I spent the New Year holiday on retreat. Gordon Peerman and
Kathy Woods, my teachers from Insight Nashville, hosted their annual New Year’s
mindfulness retreat in the mountains near Sewanee. This is the second year I
have welcomed a new year in that beautiful, rural setting. This year’s focus
was upon the practice of compassion.
Buddhists refer to the ten thousand joys and the ten
thousand sorrows of this life. Well, for me, from the first moments of the
retreat-that first evening-well into the following morning, it was as if all
ten thousand of my life’s sorrows came and just sat on me.
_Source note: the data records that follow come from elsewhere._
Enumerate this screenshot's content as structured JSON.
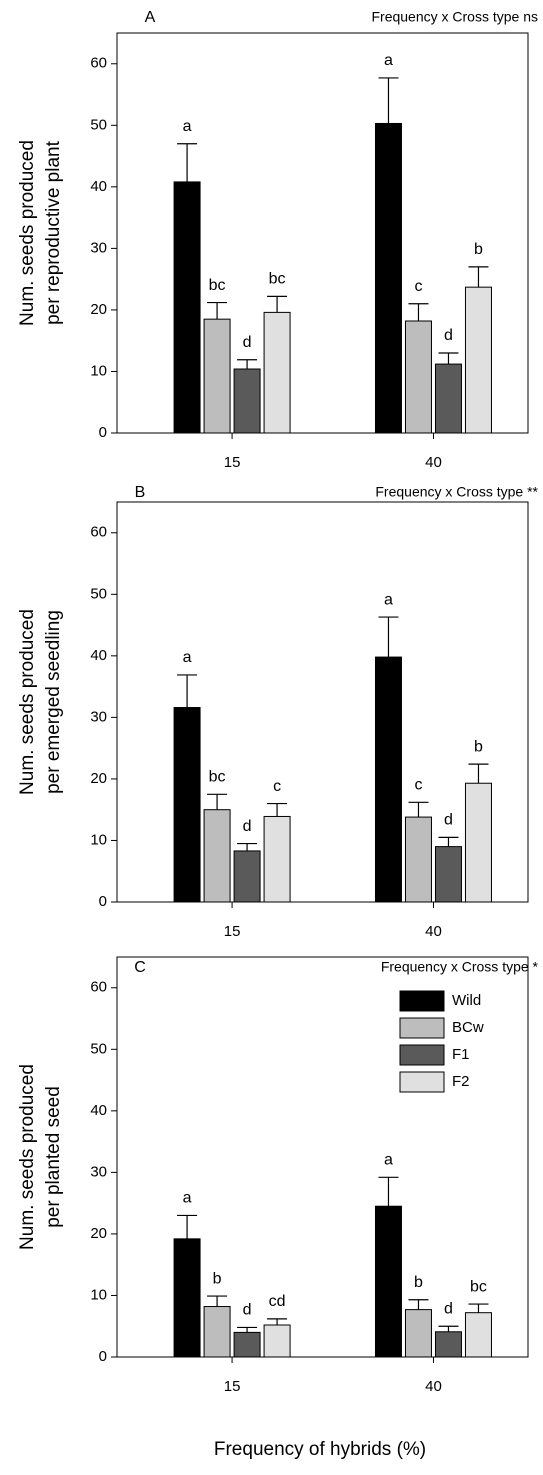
{
  "chart_data": [
    {
      "type": "bar",
      "panel_label": "A",
      "title": "Frequency x Cross type ns",
      "ylabel": [
        "Num. seeds produced",
        "per reproductive plant"
      ],
      "categories": [
        "15",
        "40"
      ],
      "ylim": [
        0,
        65
      ],
      "yticks": [
        0,
        10,
        20,
        30,
        40,
        50,
        60
      ],
      "series": [
        {
          "name": "Wild",
          "color": "#000000",
          "values": [
            40.8,
            50.3
          ],
          "errors": [
            6.2,
            7.4
          ],
          "letters": [
            "a",
            "a"
          ]
        },
        {
          "name": "BCw",
          "color": "#bdbdbd",
          "values": [
            18.5,
            18.2
          ],
          "errors": [
            2.7,
            2.8
          ],
          "letters": [
            "bc",
            "c"
          ]
        },
        {
          "name": "F1",
          "color": "#5a5a5a",
          "values": [
            10.4,
            11.2
          ],
          "errors": [
            1.5,
            1.8
          ],
          "letters": [
            "d",
            "d"
          ]
        },
        {
          "name": "F2",
          "color": "#e0e0e0",
          "values": [
            19.6,
            23.7
          ],
          "errors": [
            2.6,
            3.3
          ],
          "letters": [
            "bc",
            "b"
          ]
        }
      ]
    },
    {
      "type": "bar",
      "panel_label": "B",
      "title": "Frequency x Cross type **",
      "ylabel": [
        "Num. seeds produced",
        "per emerged seedling"
      ],
      "categories": [
        "15",
        "40"
      ],
      "ylim": [
        0,
        65
      ],
      "yticks": [
        0,
        10,
        20,
        30,
        40,
        50,
        60
      ],
      "series": [
        {
          "name": "Wild",
          "color": "#000000",
          "values": [
            31.6,
            39.8
          ],
          "errors": [
            5.3,
            6.5
          ],
          "letters": [
            "a",
            "a"
          ]
        },
        {
          "name": "BCw",
          "color": "#bdbdbd",
          "values": [
            15.0,
            13.8
          ],
          "errors": [
            2.5,
            2.4
          ],
          "letters": [
            "bc",
            "c"
          ]
        },
        {
          "name": "F1",
          "color": "#5a5a5a",
          "values": [
            8.3,
            9.0
          ],
          "errors": [
            1.2,
            1.5
          ],
          "letters": [
            "d",
            "d"
          ]
        },
        {
          "name": "F2",
          "color": "#e0e0e0",
          "values": [
            13.9,
            19.3
          ],
          "errors": [
            2.1,
            3.1
          ],
          "letters": [
            "c",
            "b"
          ]
        }
      ]
    },
    {
      "type": "bar",
      "panel_label": "C",
      "title": "Frequency x Cross type *",
      "ylabel": [
        "Num. seeds produced",
        "per planted seed"
      ],
      "xlabel": "Frequency of hybrids (%)",
      "legend": "upper right",
      "categories": [
        "15",
        "40"
      ],
      "ylim": [
        0,
        65
      ],
      "yticks": [
        0,
        10,
        20,
        30,
        40,
        50,
        60
      ],
      "series": [
        {
          "name": "Wild",
          "color": "#000000",
          "values": [
            19.2,
            24.5
          ],
          "errors": [
            3.8,
            4.7
          ],
          "letters": [
            "a",
            "a"
          ]
        },
        {
          "name": "BCw",
          "color": "#bdbdbd",
          "values": [
            8.2,
            7.7
          ],
          "errors": [
            1.7,
            1.6
          ],
          "letters": [
            "b",
            "b"
          ]
        },
        {
          "name": "F1",
          "color": "#5a5a5a",
          "values": [
            4.0,
            4.1
          ],
          "errors": [
            0.8,
            0.9
          ],
          "letters": [
            "d",
            "d"
          ]
        },
        {
          "name": "F2",
          "color": "#e0e0e0",
          "values": [
            5.2,
            7.2
          ],
          "errors": [
            1.0,
            1.4
          ],
          "letters": [
            "cd",
            "bc"
          ]
        }
      ]
    }
  ]
}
I could barely
contain the sorrow to sit in the meditation hall. And I really have no idea
what that was about.
My sorrow did not ease until late Monday morning when
Gordon, during the morning talk and in great vulnerability, shared his own pain
and sorrow at what his younger brother is experiencing. The details of that
aren’t important. What is important is that Gordon’s vulnerability helped my
own heart break open with compassion. In some way, in that moment, I found joy
again.
It wasn’t that I felt, “oh good, I’m not the only one.” Not
at all. It was almost as if I felt Gordon’s love for his brother, felt Gordon’s
own powerlessness at that situation and found it resonating with my own
powerlessness. It was then that I could let divine love flow through my own
heart.
There is a truly beautiful irony here: in Gordon’s
vulnerability I was empowered to surrender to love and compassion. This has
been on my mind since that moment last week. I so often hesitate to write about
my most vulnerable moments. But I understand in a new way that my own
vulnerability may help someone who reads this blog. And that is the whole point
of the blog: to offer what I have in service to others. Maybe even my ten
thousand sorrows. Don’t worry, though, I won’t write about all ten thousand at
one time!
The good news is that, while we may experience ten thousand
sorrows in this life, we also find ten thousand joys. I felt the heaviness of
sorrow while on retreat but I also enjoy the fullness of joy. Gordon reassures
me that all of this is perfectly normal, that on retreat our griefs often
surface to sit with us for a while. Then they pass away and something new, like
joy, arises. On retreat and in life, experiencing the joys and the sorrows adds
to my awareness and renew my ability to be vulnerable with others. This is what
I have to offer-my experiences-and the gifts of grace that come with the ten
thousand sorrows and the ten thousand joys.